(CBS4) – The Grandview High School community is hurting as students, teachers and families found out that the woman killed by a falling tree on Friday was well-known teacher Meredith Latchaw. She was a 21 year veteran science teacher at Grandview in Aurora and taught for five years at Rangeview High School prior to her years at Grandview.

Meredith Latchaw

Meredith Latchaw (credit: CBS)

“She was truly an exceptional human who meant so much to the Grandview community,” said principal Lisa Roberts.

Latchaw taught Advanced Placement Environmental Science and Physics at Grandview. Roberts said she got a note right away from a student saying Latchaw was their favorite teacher. A native of Colorado, Latchaw attended South High School and Colorado College. Roberts related that Latchaw always wanted to be a teacher and was modest, conscientious kid-centered and “always thinking about others.”

(credit: CBS)

Latchaw was camping with her family off Meadow Creek Road north of Vail about two miles from Piney Lake. Her husband Mark and two children were with her when gusty winds blew a dead tree onto their campsite. There is significant pine beetle kill damage to forests in the area. No one else was injured. Rescue was made difficult by distance and the lack of cell service in the remote area.

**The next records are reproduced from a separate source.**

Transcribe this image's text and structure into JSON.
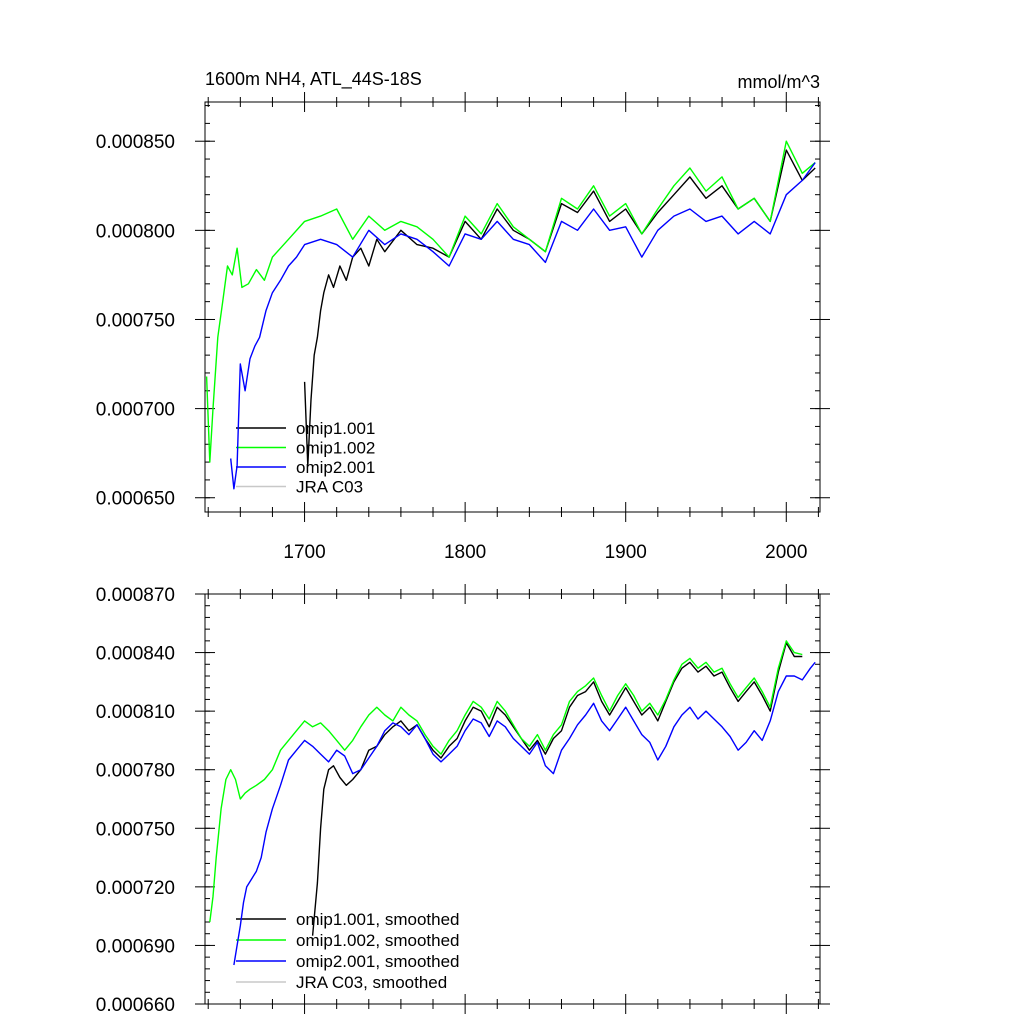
{
  "chart_data": [
    {
      "type": "line",
      "title": "1600m NH4, ATL_44S-18S",
      "unit_label": "mmol/m^3",
      "xlim": [
        1638,
        2021
      ],
      "ylim": [
        0.000642,
        0.000872
      ],
      "x_ticks": [
        1700,
        1800,
        1900,
        2000
      ],
      "x_tick_labels": [
        "1700",
        "1800",
        "1900",
        "2000"
      ],
      "y_ticks": [
        0.00065,
        0.0007,
        0.00075,
        0.0008,
        0.00085
      ],
      "y_tick_labels": [
        "0.000650",
        "0.000700",
        "0.000750",
        "0.000800",
        "0.000850"
      ],
      "grid": false,
      "legend_position": "bottom-left",
      "series": [
        {
          "name": "omip1.001",
          "color": "#000000",
          "x": [
            1700,
            1702,
            1704,
            1706,
            1708,
            1710,
            1712,
            1715,
            1718,
            1722,
            1726,
            1730,
            1735,
            1740,
            1745,
            1750,
            1760,
            1770,
            1780,
            1790,
            1800,
            1810,
            1820,
            1830,
            1840,
            1850,
            1860,
            1870,
            1880,
            1890,
            1900,
            1910,
            1920,
            1930,
            1940,
            1950,
            1960,
            1970,
            1980,
            1990,
            2000,
            2010,
            2018
          ],
          "y": [
            0.000715,
            0.000668,
            0.000705,
            0.00073,
            0.00074,
            0.000755,
            0.000765,
            0.000775,
            0.000768,
            0.00078,
            0.000772,
            0.000785,
            0.00079,
            0.00078,
            0.000795,
            0.000788,
            0.0008,
            0.000792,
            0.00079,
            0.000785,
            0.000805,
            0.000795,
            0.000812,
            0.0008,
            0.000795,
            0.000788,
            0.000815,
            0.00081,
            0.000822,
            0.000805,
            0.000812,
            0.000798,
            0.00081,
            0.00082,
            0.00083,
            0.000818,
            0.000825,
            0.000812,
            0.000818,
            0.000805,
            0.000845,
            0.000828,
            0.000835
          ]
        },
        {
          "name": "omip1.002",
          "color": "#00ff00",
          "x": [
            1639,
            1641,
            1643,
            1646,
            1649,
            1652,
            1655,
            1658,
            1661,
            1665,
            1670,
            1675,
            1680,
            1690,
            1700,
            1710,
            1720,
            1730,
            1740,
            1750,
            1760,
            1770,
            1780,
            1790,
            1800,
            1810,
            1820,
            1830,
            1840,
            1850,
            1860,
            1870,
            1880,
            1890,
            1900,
            1910,
            1920,
            1930,
            1940,
            1950,
            1960,
            1970,
            1980,
            1990,
            2000,
            2010,
            2018
          ],
          "y": [
            0.000718,
            0.00067,
            0.0007,
            0.00074,
            0.00076,
            0.00078,
            0.000775,
            0.00079,
            0.000768,
            0.00077,
            0.000778,
            0.000772,
            0.000785,
            0.000795,
            0.000805,
            0.000808,
            0.000812,
            0.000795,
            0.000808,
            0.0008,
            0.000805,
            0.000802,
            0.000795,
            0.000785,
            0.000808,
            0.000798,
            0.000815,
            0.000802,
            0.000795,
            0.000788,
            0.000818,
            0.000812,
            0.000825,
            0.000808,
            0.000815,
            0.000798,
            0.000812,
            0.000825,
            0.000835,
            0.000822,
            0.00083,
            0.000812,
            0.000818,
            0.000805,
            0.00085,
            0.000832,
            0.000838
          ]
        },
        {
          "name": "omip2.001",
          "color": "#0000ff",
          "x": [
            1654,
            1656,
            1658,
            1660,
            1663,
            1666,
            1669,
            1672,
            1676,
            1680,
            1685,
            1690,
            1695,
            1700,
            1710,
            1720,
            1730,
            1740,
            1750,
            1760,
            1770,
            1780,
            1790,
            1800,
            1810,
            1820,
            1830,
            1840,
            1850,
            1860,
            1870,
            1880,
            1890,
            1900,
            1910,
            1920,
            1930,
            1940,
            1950,
            1960,
            1970,
            1980,
            1990,
            2000,
            2010,
            2018
          ],
          "y": [
            0.000672,
            0.000655,
            0.000668,
            0.000725,
            0.00071,
            0.000728,
            0.000735,
            0.00074,
            0.000755,
            0.000765,
            0.000772,
            0.00078,
            0.000785,
            0.000792,
            0.000795,
            0.000792,
            0.000785,
            0.0008,
            0.000792,
            0.000798,
            0.000795,
            0.000788,
            0.00078,
            0.000798,
            0.000795,
            0.000805,
            0.000795,
            0.000792,
            0.000782,
            0.000805,
            0.0008,
            0.000812,
            0.0008,
            0.000802,
            0.000785,
            0.0008,
            0.000808,
            0.000812,
            0.000805,
            0.000808,
            0.000798,
            0.000805,
            0.000798,
            0.00082,
            0.000828,
            0.000838
          ]
        },
        {
          "name": "JRA C03",
          "color": "#c8c8c8",
          "x": [],
          "y": []
        }
      ]
    },
    {
      "type": "line",
      "title": "",
      "xlim": [
        1638,
        2021
      ],
      "ylim": [
        0.00066,
        0.00087
      ],
      "x_ticks": [
        1700,
        1800,
        1900,
        2000
      ],
      "x_tick_labels": [],
      "y_ticks": [
        0.00066,
        0.00069,
        0.00072,
        0.00075,
        0.00078,
        0.00081,
        0.00084,
        0.00087
      ],
      "y_tick_labels": [
        "0.000660",
        "0.000690",
        "0.000720",
        "0.000750",
        "0.000780",
        "0.000810",
        "0.000840",
        "0.000870"
      ],
      "grid": false,
      "legend_position": "bottom-left",
      "series": [
        {
          "name": "omip1.001, smoothed",
          "color": "#000000",
          "x": [
            1705,
            1708,
            1710,
            1712,
            1715,
            1718,
            1722,
            1726,
            1730,
            1735,
            1740,
            1745,
            1750,
            1755,
            1760,
            1765,
            1770,
            1775,
            1780,
            1785,
            1790,
            1795,
            1800,
            1805,
            1810,
            1815,
            1820,
            1825,
            1830,
            1835,
            1840,
            1845,
            1850,
            1855,
            1860,
            1865,
            1870,
            1875,
            1880,
            1885,
            1890,
            1895,
            1900,
            1905,
            1910,
            1915,
            1920,
            1925,
            1930,
            1935,
            1940,
            1945,
            1950,
            1955,
            1960,
            1965,
            1970,
            1975,
            1980,
            1985,
            1990,
            1995,
            2000,
            2005,
            2010
          ],
          "y": [
            0.000695,
            0.000722,
            0.00075,
            0.00077,
            0.00078,
            0.000782,
            0.000776,
            0.000772,
            0.000775,
            0.00078,
            0.00079,
            0.000792,
            0.000798,
            0.000802,
            0.000805,
            0.0008,
            0.000803,
            0.000796,
            0.00079,
            0.000786,
            0.000792,
            0.000796,
            0.000805,
            0.000812,
            0.00081,
            0.000802,
            0.000812,
            0.000808,
            0.000802,
            0.000796,
            0.00079,
            0.000795,
            0.000788,
            0.000796,
            0.0008,
            0.000812,
            0.000818,
            0.00082,
            0.000825,
            0.000815,
            0.000808,
            0.000815,
            0.000822,
            0.000815,
            0.000808,
            0.000812,
            0.000805,
            0.000815,
            0.000825,
            0.000832,
            0.000835,
            0.00083,
            0.000833,
            0.000828,
            0.00083,
            0.000822,
            0.000815,
            0.00082,
            0.000825,
            0.000818,
            0.00081,
            0.00083,
            0.000845,
            0.000838,
            0.000838
          ]
        },
        {
          "name": "omip1.002, smoothed",
          "color": "#00ff00",
          "x": [
            1641,
            1643,
            1645,
            1648,
            1651,
            1654,
            1657,
            1660,
            1663,
            1666,
            1670,
            1675,
            1680,
            1685,
            1690,
            1695,
            1700,
            1705,
            1710,
            1715,
            1720,
            1725,
            1730,
            1735,
            1740,
            1745,
            1750,
            1755,
            1760,
            1765,
            1770,
            1775,
            1780,
            1785,
            1790,
            1795,
            1800,
            1805,
            1810,
            1815,
            1820,
            1825,
            1830,
            1835,
            1840,
            1845,
            1850,
            1855,
            1860,
            1865,
            1870,
            1875,
            1880,
            1885,
            1890,
            1895,
            1900,
            1905,
            1910,
            1915,
            1920,
            1925,
            1930,
            1935,
            1940,
            1945,
            1950,
            1955,
            1960,
            1965,
            1970,
            1975,
            1980,
            1985,
            1990,
            1995,
            2000,
            2005,
            2010
          ],
          "y": [
            0.000702,
            0.000715,
            0.000735,
            0.00076,
            0.000775,
            0.00078,
            0.000775,
            0.000765,
            0.000768,
            0.00077,
            0.000772,
            0.000775,
            0.00078,
            0.00079,
            0.000795,
            0.0008,
            0.000805,
            0.000802,
            0.000804,
            0.0008,
            0.000795,
            0.00079,
            0.000795,
            0.000802,
            0.000808,
            0.000812,
            0.000808,
            0.000805,
            0.000812,
            0.000808,
            0.000805,
            0.000798,
            0.000792,
            0.000788,
            0.000795,
            0.0008,
            0.000808,
            0.000815,
            0.000812,
            0.000806,
            0.000815,
            0.00081,
            0.000803,
            0.000796,
            0.000792,
            0.000798,
            0.00079,
            0.000798,
            0.000803,
            0.000815,
            0.00082,
            0.000823,
            0.000827,
            0.000818,
            0.00081,
            0.000818,
            0.000824,
            0.000818,
            0.00081,
            0.000814,
            0.000808,
            0.000816,
            0.000826,
            0.000834,
            0.000837,
            0.000832,
            0.000835,
            0.00083,
            0.000832,
            0.000824,
            0.000817,
            0.000822,
            0.000827,
            0.00082,
            0.000812,
            0.000832,
            0.000846,
            0.00084,
            0.000839
          ]
        },
        {
          "name": "omip2.001, smoothed",
          "color": "#0000ff",
          "x": [
            1656,
            1658,
            1660,
            1662,
            1664,
            1667,
            1670,
            1673,
            1676,
            1680,
            1685,
            1690,
            1695,
            1700,
            1705,
            1710,
            1715,
            1720,
            1725,
            1730,
            1735,
            1740,
            1745,
            1750,
            1755,
            1760,
            1765,
            1770,
            1775,
            1780,
            1785,
            1790,
            1795,
            1800,
            1805,
            1810,
            1815,
            1820,
            1825,
            1830,
            1835,
            1840,
            1845,
            1850,
            1855,
            1860,
            1865,
            1870,
            1875,
            1880,
            1885,
            1890,
            1895,
            1900,
            1905,
            1910,
            1915,
            1920,
            1925,
            1930,
            1935,
            1940,
            1945,
            1950,
            1955,
            1960,
            1965,
            1970,
            1975,
            1980,
            1985,
            1990,
            1995,
            2000,
            2005,
            2010,
            2015,
            2018
          ],
          "y": [
            0.00068,
            0.00069,
            0.0007,
            0.000712,
            0.00072,
            0.000724,
            0.000728,
            0.000735,
            0.000748,
            0.00076,
            0.000772,
            0.000785,
            0.00079,
            0.000795,
            0.000792,
            0.000788,
            0.000784,
            0.00079,
            0.000787,
            0.000778,
            0.00078,
            0.000786,
            0.000792,
            0.0008,
            0.000804,
            0.000802,
            0.000798,
            0.000803,
            0.000796,
            0.000788,
            0.000784,
            0.000788,
            0.000792,
            0.0008,
            0.000806,
            0.000804,
            0.000797,
            0.000805,
            0.000802,
            0.000796,
            0.000792,
            0.000788,
            0.000794,
            0.000782,
            0.000778,
            0.00079,
            0.000796,
            0.000803,
            0.000808,
            0.000814,
            0.000805,
            0.0008,
            0.000806,
            0.000812,
            0.000805,
            0.000798,
            0.000794,
            0.000785,
            0.000792,
            0.000802,
            0.000808,
            0.000812,
            0.000806,
            0.00081,
            0.000806,
            0.000802,
            0.000797,
            0.00079,
            0.000794,
            0.0008,
            0.000795,
            0.000805,
            0.00082,
            0.000828,
            0.000828,
            0.000826,
            0.000832,
            0.000835
          ]
        },
        {
          "name": "JRA C03, smoothed",
          "color": "#c8c8c8",
          "x": [],
          "y": []
        }
      ]
    }
  ]
}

Mark Latchaw, an Air Force veteran, expressed an emotional thank you to students, staff and friends who have been sending the family many kind messages. He told us it was immensely helpful to see, “Every life that she touched.” “She was over and above trying to figure out ways to connect with students,” he said.

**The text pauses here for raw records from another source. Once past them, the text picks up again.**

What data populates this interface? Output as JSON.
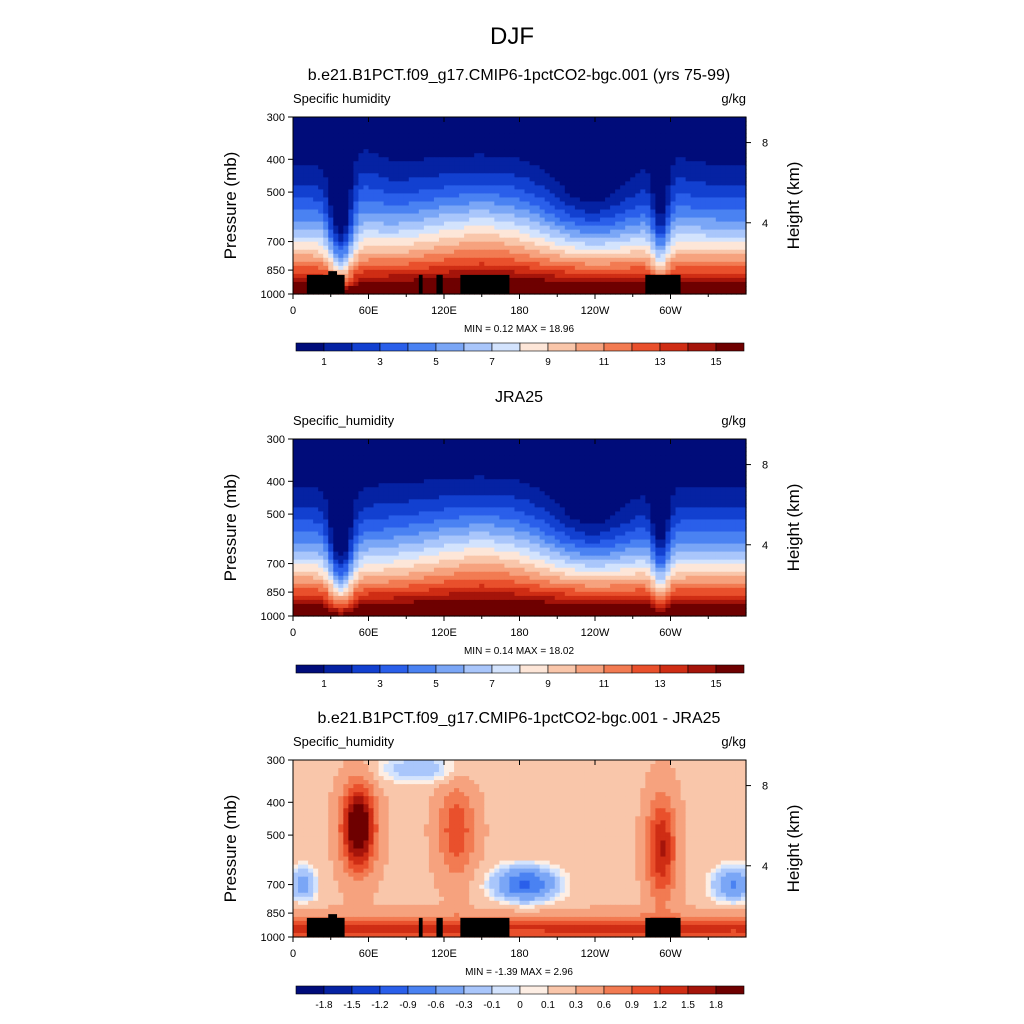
{
  "figure": {
    "title": "DJF"
  },
  "colors": {
    "main_scale": [
      "#000c7a",
      "#0522a3",
      "#1240d0",
      "#2a5fea",
      "#4a82f2",
      "#7aa6f6",
      "#a9c6fb",
      "#d3e3fd",
      "#fde6d8",
      "#f9c6aa",
      "#f6a27e",
      "#f27b52",
      "#e9502c",
      "#cf2d14",
      "#a5140a",
      "#6e0000"
    ],
    "diff_scale": [
      "#000c7a",
      "#0522a3",
      "#1240d0",
      "#2a5fea",
      "#4a82f2",
      "#7aa6f6",
      "#a9c6fb",
      "#d3e3fd",
      "#eef4fe",
      "#fdeee4",
      "#fde6d8",
      "#f9c6aa",
      "#f6a27e",
      "#f27b52",
      "#e9502c",
      "#cf2d14",
      "#a5140a",
      "#6e0000"
    ],
    "land_mask": "#000000"
  },
  "chart_data": [
    {
      "type": "heatmap",
      "title": "b.e21.B1PCT.f09_g17.CMIP6-1pctCO2-bgc.001 (yrs 75-99)",
      "variable": "Specific humidity",
      "units": "g/kg",
      "ylabel": "Pressure (mb)",
      "y2label": "Height (km)",
      "x_ticks": [
        "0",
        "60E",
        "120E",
        "180",
        "120W",
        "60W"
      ],
      "y_ticks": [
        "300",
        "400",
        "500",
        "700",
        "850",
        "1000"
      ],
      "y2_ticks": [
        "8",
        "4"
      ],
      "min_text": "MIN =   0.12  MAX =  18.96",
      "min": 0.12,
      "max": 18.96,
      "colorbar_labels": [
        "1",
        "3",
        "5",
        "7",
        "9",
        "11",
        "13",
        "15"
      ],
      "land_mask": true
    },
    {
      "type": "heatmap",
      "title": "JRA25",
      "variable": "Specific_humidity",
      "units": "g/kg",
      "ylabel": "Pressure (mb)",
      "y2label": "Height (km)",
      "x_ticks": [
        "0",
        "60E",
        "120E",
        "180",
        "120W",
        "60W"
      ],
      "y_ticks": [
        "300",
        "400",
        "500",
        "700",
        "850",
        "1000"
      ],
      "y2_ticks": [
        "8",
        "4"
      ],
      "min_text": "MIN =   0.14  MAX =  18.02",
      "min": 0.14,
      "max": 18.02,
      "colorbar_labels": [
        "1",
        "3",
        "5",
        "7",
        "9",
        "11",
        "13",
        "15"
      ],
      "land_mask": false
    },
    {
      "type": "heatmap",
      "title": "b.e21.B1PCT.f09_g17.CMIP6-1pctCO2-bgc.001 - JRA25",
      "variable": "Specific_humidity",
      "units": "g/kg",
      "ylabel": "Pressure (mb)",
      "y2label": "Height (km)",
      "x_ticks": [
        "0",
        "60E",
        "120E",
        "180",
        "120W",
        "60W"
      ],
      "y_ticks": [
        "300",
        "400",
        "500",
        "700",
        "850",
        "1000"
      ],
      "y2_ticks": [
        "8",
        "4"
      ],
      "min_text": "MIN =  -1.39  MAX =   2.96",
      "min": -1.39,
      "max": 2.96,
      "colorbar_labels": [
        "-1.8",
        "-1.5",
        "-1.2",
        "-0.9",
        "-0.6",
        "-0.3",
        "-0.1",
        "0",
        "0.1",
        "0.3",
        "0.6",
        "0.9",
        "1.2",
        "1.5",
        "1.8"
      ],
      "land_mask": true
    }
  ]
}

Latchaw loved the outdoors and environment. She was known for taking students on a field trip every year to visit a nature preserve. Her love of students and science and the community were a tribute to the teaching profession. Roberts indicated many teachers are already having a tough time dealing with the coronavirus pandemic along with cuts in education and social pressures amid recent protests. The death of a beloved colleague has hit hard. Mark Latchaw related that the pandemic was frustrating to his wife as she missed the contact with students. “She didn’t have that in-person contact, but she was brainstorming, figuring out how to connect with each and every student.”

Latchaw will be deeply missed by more than a generation of students and fellow educators.

“We are so saddened and devastated by this. We will miss her immensely,” said Roberts.